The Courant ran an article on the trials and tribulations of coastal Connecticut homeowners seeking or renewing their property insurance.
The bulk of the story isn’t particularly surprising. For the past couple of years, insurers have been faced with some hefty reinsurance bills, have started paying more attention to their aggregations of exposure, and have been forced to face the likelihood that a major hurricane in the northeast, though extremely unlikely, would also be incredibly catastrophic.
Bob Hunter provides one of the consumer advocate opinions for the article…and part of it expresses a sentiment I agree with:
J. Robert Hunter, director of insurance for the Consumer Federation of America, [...] noted that reinsurance rates are coming down, so “I think the insurance commissioner has to look hard” at insurers’ rate increases and ask whether they can be lowered by getting a better reinsurance deal.
Speaking from first- and second-hand knowledge, in the past couple of years, getting a better reinsurance deal has been tricky. When challenged with some seeming irrationalities in treaty pricing, the feedback has been essentially, “we’re charging this because the market will bear it”. It’s an annoying answer, true, but it’s a necessary artifact of a free market. As a result, insurers have been forced to give some real thought to the risk loading in their rates and the economics and risk theory associated with purchasing cat cover.
However, reading between the lines in Bob’s comment, you can see an implicit criticism that could be made about insurers’ ratemaking processes. At many companies, ratemaking and reinsurance buying are discrete, mostly unlinked procedures. Because of timing issues (mismatch of implementation of rate changes versus the timing of treaty negotiations and the lag time in preparing rates, getting them approved, and getting them implemented), reinsurance costs are not always as tightly linked in insurance rates as they could be. In some cases, an insurer could be finally realizing increased treaty costs 9, 10, or 11 months after the treaty price was finally set.

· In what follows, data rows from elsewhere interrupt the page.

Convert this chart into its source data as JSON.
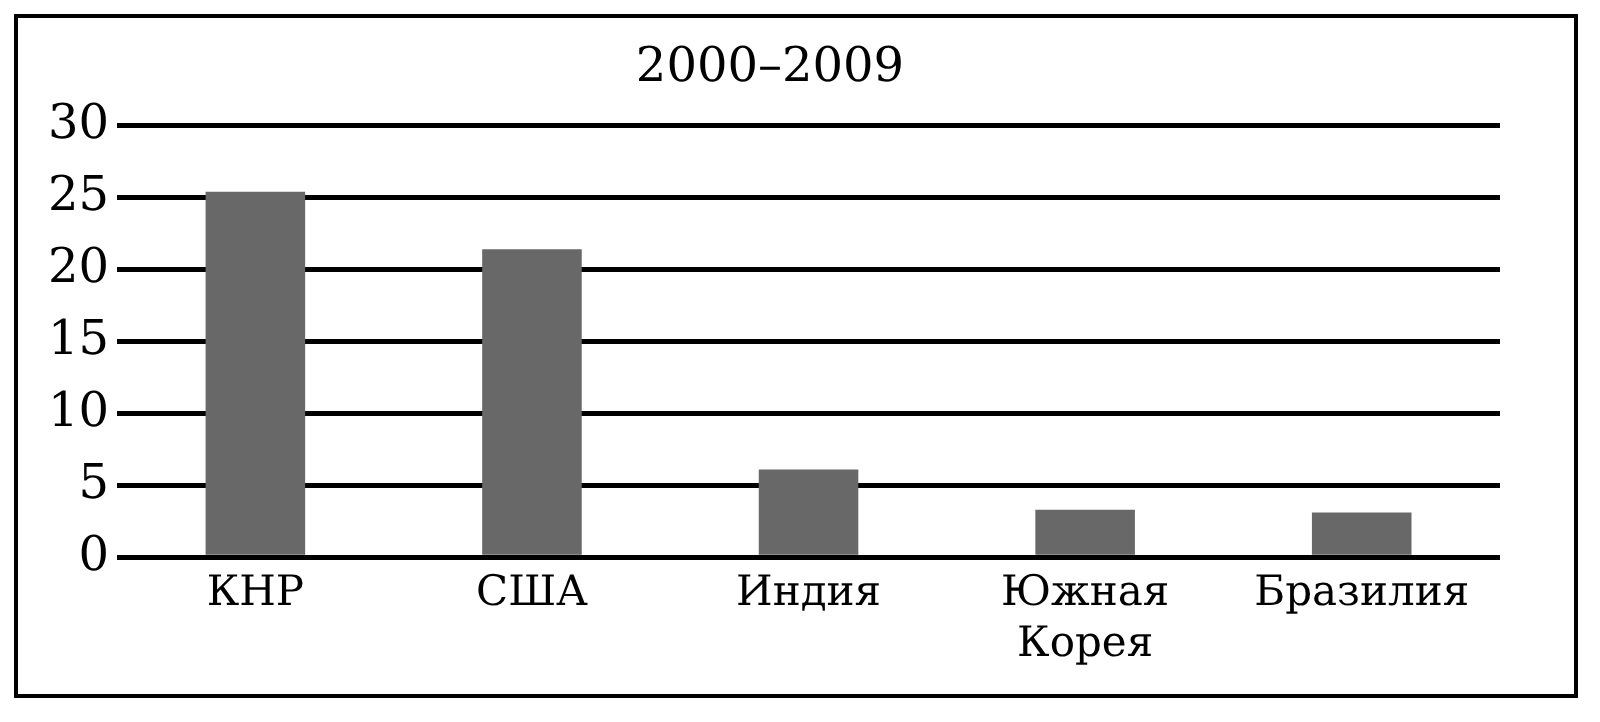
{
  "chart_data": {
    "type": "bar",
    "title": "2000–2009",
    "categories": [
      "КНР",
      "США",
      "Индия",
      "Южная Корея",
      "Бразилия"
    ],
    "values": [
      25.4,
      21.4,
      6.1,
      3.3,
      3.1
    ],
    "color": "#686868",
    "ylim": [
      0,
      30
    ],
    "yticks": [
      0,
      5,
      10,
      15,
      20,
      25,
      30
    ],
    "grid": "y",
    "legend": false
  }
}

That’s a problem given the expectation of some volatility in treaty costs.
I have the pleasure of working with one business whose products are mostly unregulated. Essentially, once we know what the new treaty costs are, I can plug in the updated figures into a set of spreadsheets, and generate all-new rates reflecting that revised expense assumption. The organization is flat enough that I can discuss the marketing/sales impacts of those proposed changes very quickly with the relevant parties. There are no rate filings to speak of…and so we can usually get revised rates in place at about the same time as the new treaty takes effect.
That’s a handy ability to have in environments when reinsurance costs are rising rapidly, as they were until recently, or when they start to ease, as should happen in a year or two if we continue to be lucky.
You’d think that insurance regulators in cat-prone areas would see the value of such responsiveness, and would work to streamline the rate approval process and encourage insurers to quickly act upon such revised assumptions as quickly as possible.